Under the sea near Jeddah.

Under the sea near Jeddah.

In early 2012, Philipps-Universitat Marburg was granted a five-year permit to explore a section of the Red Sea coast of Saudi Arabia for the benefit of the kingdom.  During the period of 1 through 12 March 2012, our archaeological team from Philipps-Universität Marburg along with staff from the Saudi Commission for Tourism and Antiquities conducted explorations on land and under sea for archaeological remains of harbors and watercraft. We conducted basic terrestrial research at the extreme ends of our research zone, at Rabigh and Al Shoaibah. Underwater investigations were conducted over six days at select points off the coast. The team’s efforts were rewarded with the discovery of one terrestrial site– a coral built jetty with accompanying shell middens– and one shipwreck.

Our preliminary survey was not just to find archaeological sites.  Our goals included:

  • The exploration of the Jeddah region for shipwrecks and harborages to determine their importance for future archaeological investigation and heritage preservation;
  • Examine the coastal dynamics of the region to further our understanding of the Jeddah area to create a long-term archaeological plan;
  • Begin the compilation of a preliminary map and database of the sites within the research region for the benefit of the Saudi Commission of Tourism and Antiquities;
  • Create a photographic and video-based record of the sites;
  • Build a relationship with our Saudi colleagues, as well as with the local pertinent personnel to further the research and promote heritage preservation.

We spent spent several days engaged in underwater exploration, diving through crystal-clear waters, surrounded by multi-colored coral and sealife.  Beginning on 6 March, we began examining various areas for shipwrecks.

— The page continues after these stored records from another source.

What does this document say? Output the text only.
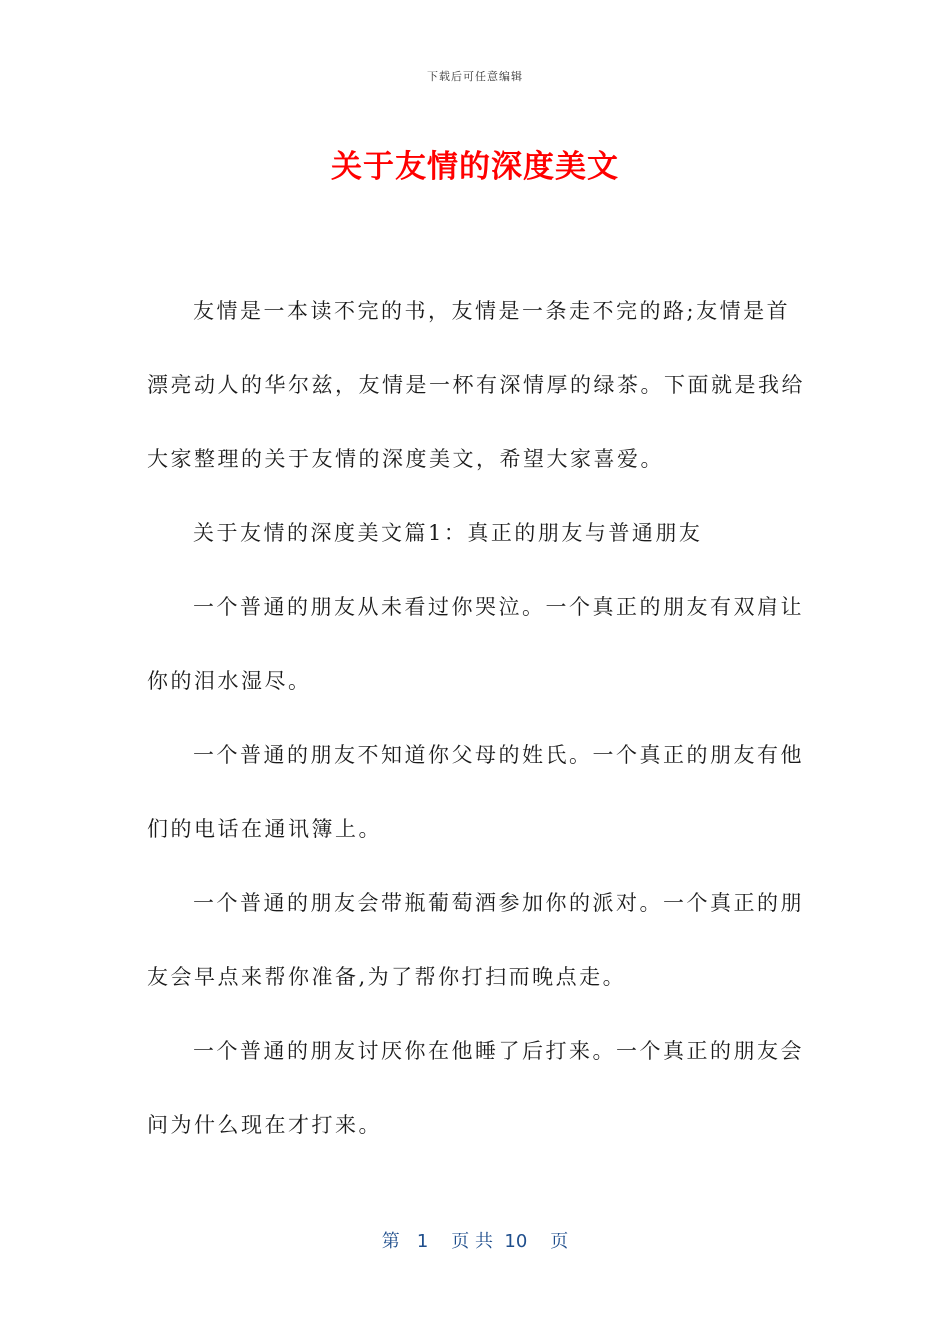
下载后可任意编辑
关于友情的深度美文

友情是一本读不完的书，友情是一条走不完的路;友情是首漂亮动人的华尔兹，友情是一杯有深情厚的绿茶。下面就是我给大家整理的关于友情的深度美文，希望大家喜爱。

关于友情的深度美文篇1：真正的朋友与普通朋友

一个普通的朋友从未看过你哭泣。一个真正的朋友有双肩让你的泪水湿尽。

一个普通的朋友不知道你父母的姓氏。一个真正的朋友有他们的电话在通讯簿上。

一个普通的朋友会带瓶葡萄酒参加你的派对。一个真正的朋友会早点来帮你准备,为了帮你打扫而晚点走。

一个普通的朋友讨厌你在他睡了后打来。一个真正的朋友会问为什么现在才打来。

第   1    页 共  10    页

Starting with check-out dives in a secure lagoon, we began archaeological surveying as well as undertaking the first steps of diver training for the Saudi contingent from the SCTA.

Our efforts were quickly rewarded with the discovery of our first shipwreck, and only on our second day! Our dive master, Gerd Knepel was the first to spot it, returning to our vessel with photographs of an encrusted piece of pottery with a handle and neck but broken off at the shoulder.  But what was it?  Was it Ottoman? Byzantine? Or something earlier.  The following day, examining the find underwater, the realization dawned: we had a site containing ceramics of the Roman era, probably fourth or fifth century.  Afterwards, back home in Marburg, we were able to refine the date to the late third or fourth centuries AD with the aid of Turkish colleague.  Thrilling is an understatement!

At the end of our March survey, we had met most of our goals. We found one shipwreck from antiquity, examined areas of the sea previously unknown archaeologically, gathered information about the coast, and trained our Saudi colleagues in diving techniques and archaeological methods and practices.

We hope our some of our Saudi colleagues will form the core of a future group of nautical archaeologists in the kingdom. The shipwreck we discovered promises to add significantly to our knowledge of ancient Red Sea trade and seafaring along the Arabian coast, and indicates that other wrecks of various times remain to be located along the coast of Saudi Arabia.